I have started participating in Kaggle now. And I think I am starting to like it. So I started by learning Regression and this is the first ML problem I have attempted after 5 months since my resignation. I know, I know. The girl issue was on my mind for past few months and it was hard to concentrate for me. Now I am finally getting over her and using my time productively. Thank God. Phew !!

So you can check the problem here. At the time of writing this I am ranked at top 81% percentile which is a pretty bad number. I am trying to do better. Anyways learned a few good things about Regression. Apparently whatever I was doing by reading Lectures and MOOC's was not very fruitful. Not for me atleast.

My current submission is on github. Here's what I learnt:-

  • Basically most of the time you want your dependent and independent variable to be normally distributed. Read this answer on Quora.
  • You want to select dependent variables in such a way that are highly correlated with dependent variable and have low correlation among each other.

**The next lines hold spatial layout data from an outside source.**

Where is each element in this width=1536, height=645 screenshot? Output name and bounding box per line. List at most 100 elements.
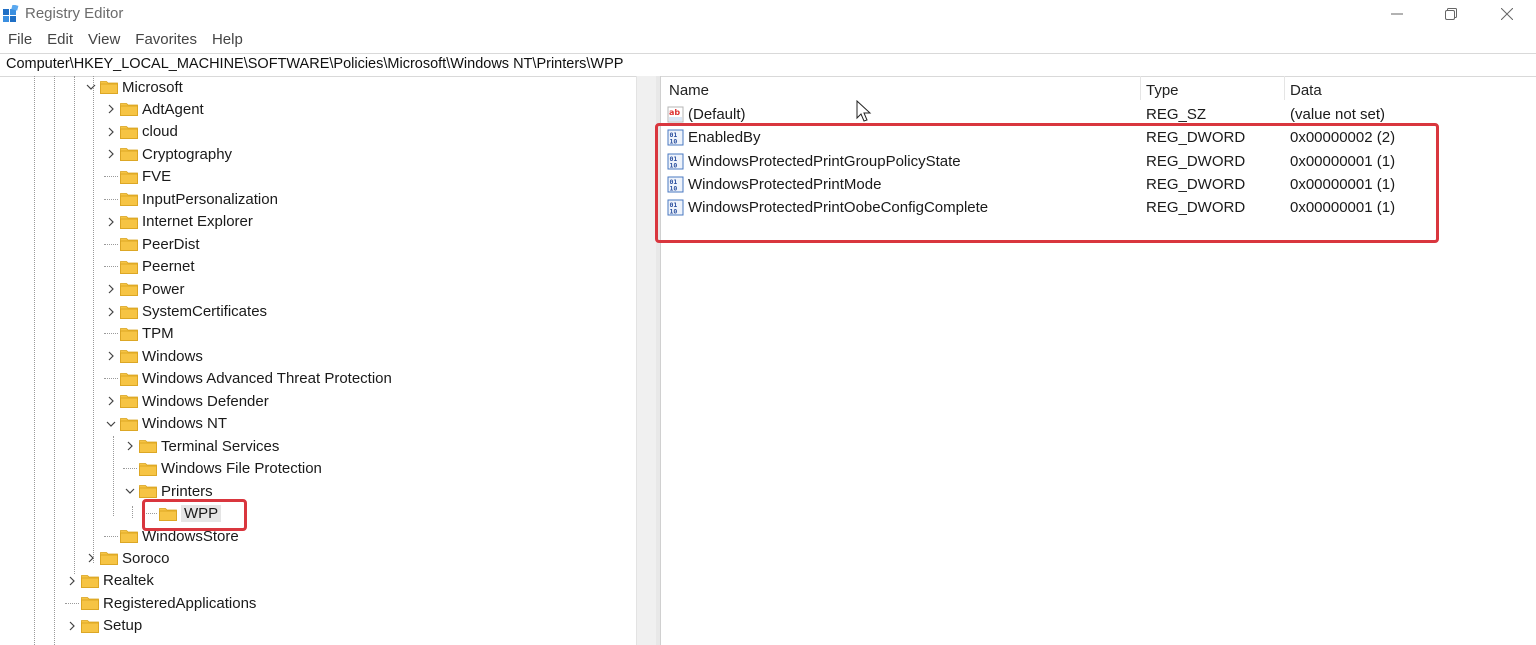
tree-item-systemcertificates[interactable]: SystemCertificates (104, 301, 267, 323)
tree-scrollbar[interactable] (636, 76, 657, 645)
value-type: REG_SZ (1146, 106, 1207, 123)
tree-item-windows[interactable]: Windows (104, 345, 203, 367)
folder-icon (139, 439, 157, 454)
chevron-down-icon[interactable] (84, 80, 98, 94)
values-highlight-box (655, 123, 1439, 243)
address-path[interactable]: Computer\HKEY_LOCAL_MACHINE\SOFTWARE\Pol… (6, 56, 623, 72)
tree-item-peerdist[interactable]: PeerDist (104, 233, 200, 255)
chevron-right-icon[interactable] (123, 439, 137, 453)
tree-connector (123, 468, 137, 470)
chevron-right-icon[interactable] (104, 305, 118, 319)
column-separator[interactable] (1284, 76, 1285, 100)
tree-item-peernet[interactable]: Peernet (104, 256, 195, 278)
column-header-name[interactable]: Name (669, 82, 709, 99)
key-tree[interactable]: Microsoft AdtAgent cloud Cryptography FVE Inp… (0, 76, 636, 645)
chevron-right-icon[interactable] (104, 102, 118, 116)
tree-item-label: Cryptography (142, 145, 233, 163)
tree-connector (104, 243, 118, 245)
tree-item-label: Internet Explorer (142, 213, 253, 231)
chevron-right-icon[interactable] (104, 282, 118, 296)
chevron-right-icon[interactable] (65, 619, 79, 633)
tree-item-label: Peernet (142, 258, 195, 276)
tree-item-windows-file-protection[interactable]: Windows File Protection (123, 458, 322, 480)
tree-guide-line (132, 506, 133, 518)
tree-guide-line (74, 76, 75, 574)
tree-item-cryptography[interactable]: Cryptography (104, 143, 232, 165)
menu-bar: File Edit View Favorites Help (0, 30, 250, 50)
tree-item-label: SystemCertificates (142, 303, 268, 320)
folder-icon (120, 529, 138, 543)
folder-icon (120, 170, 138, 184)
close-button[interactable] (1482, 0, 1532, 28)
folder-icon (81, 574, 99, 588)
tree-item-label: Terminal Services (161, 437, 280, 455)
folder-icon (120, 215, 138, 229)
tree-item-internet-explorer[interactable]: Internet Explorer (104, 211, 253, 233)
folder-icon (120, 192, 138, 207)
menu-file[interactable]: File (0, 30, 39, 50)
folder-icon (120, 237, 138, 252)
folder-icon (120, 417, 138, 431)
folder-icon (120, 102, 138, 117)
folder-icon (100, 551, 118, 566)
folder-icon (120, 282, 138, 296)
tree-item-label: Soroco (122, 549, 170, 567)
menu-help[interactable]: Help (204, 30, 250, 50)
menu-favorites[interactable]: Favorites (127, 30, 204, 50)
tree-item-setup[interactable]: Setup (65, 615, 142, 637)
menu-view[interactable]: View (80, 30, 127, 50)
chevron-right-icon[interactable] (104, 125, 118, 139)
folder-icon (120, 372, 138, 386)
minimize-button[interactable] (1372, 0, 1422, 28)
menu-edit[interactable]: Edit (39, 30, 80, 50)
tree-item-label: Setup (103, 617, 143, 635)
tree-item-soroco[interactable]: Soroco (84, 547, 170, 569)
tree-item-realtek[interactable]: Realtek (65, 570, 154, 592)
tree-item-cloud[interactable]: cloud (104, 121, 178, 143)
tree-connector (104, 266, 118, 268)
chevron-right-icon[interactable] (65, 574, 79, 588)
tree-item-label: RegisteredApplications (103, 594, 257, 612)
tree-item-windows-defender[interactable]: Windows Defender (104, 390, 269, 412)
tree-item-label: Windows NT (142, 415, 228, 433)
value-data: (value not set) (1290, 106, 1386, 123)
chevron-right-icon[interactable] (104, 215, 118, 229)
column-header-data[interactable]: Data (1290, 82, 1322, 99)
folder-icon (120, 305, 138, 319)
folder-icon (81, 596, 99, 611)
tree-item-fve[interactable]: FVE (104, 166, 171, 188)
mouse-cursor-icon (856, 100, 872, 122)
folder-icon (100, 80, 118, 94)
tree-item-microsoft[interactable]: Microsoft (84, 76, 183, 98)
tree-item-tpm[interactable]: TPM (104, 323, 174, 345)
tree-item-label: Microsoft (122, 78, 183, 96)
chevron-right-icon[interactable] (104, 147, 118, 161)
tree-item-adtagent[interactable]: AdtAgent (104, 98, 204, 120)
folder-icon (120, 147, 138, 162)
tree-item-windows-advanced-threat-protection[interactable]: Windows Advanced Threat Protection (104, 368, 392, 390)
address-bar[interactable]: Computer\HKEY_LOCAL_MACHINE\SOFTWARE\Pol… (0, 53, 1536, 77)
tree-item-power[interactable]: Power (104, 278, 185, 300)
minimize-icon (1391, 13, 1403, 15)
chevron-down-icon[interactable] (123, 484, 137, 498)
tree-item-windows-nt[interactable]: Windows NT (104, 413, 227, 435)
string-value-icon: ab (667, 106, 684, 123)
tree-item-label: FVE (142, 168, 172, 186)
chevron-right-icon[interactable] (104, 394, 118, 408)
restore-button[interactable] (1426, 0, 1476, 28)
chevron-right-icon[interactable] (84, 551, 98, 565)
close-icon (1501, 8, 1513, 20)
column-header-type[interactable]: Type (1146, 82, 1179, 99)
tree-item-inputpersonalization[interactable]: InputPersonalization (104, 188, 278, 210)
tree-item-label: Printers (161, 482, 213, 500)
column-separator[interactable] (1140, 76, 1141, 100)
tree-item-terminal-services[interactable]: Terminal Services (123, 435, 279, 457)
chevron-right-icon[interactable] (104, 349, 118, 363)
tree-connector (104, 333, 118, 335)
tree-item-label: Windows File Protection (161, 460, 322, 478)
folder-icon (120, 394, 138, 409)
chevron-down-icon[interactable] (104, 417, 118, 431)
tree-item-label: Windows Defender (142, 392, 269, 410)
tree-item-registeredapplications[interactable]: RegisteredApplications (65, 592, 256, 614)
tree-connector (65, 602, 79, 604)
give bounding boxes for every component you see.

Because situation of multicollinearity arises. That is same information is conveyed if correlation between two independent variables is high.
  • Homoescadicity - It was an interesting read. It says, that your residuals must be evenly distributed and should not vary with predictor variables.

What I have to try:-

  • Learn Cross Validation. At this point I am using RMSE as a metric.
  • Remove Outliers and check if they improve my model
  • Encode Categorical Variables - Haven't used any of them yet.
  • Use Lasso And Ridge Regression.
  • XGBoost - Read about this on Kaggle Only. Not sure what it is.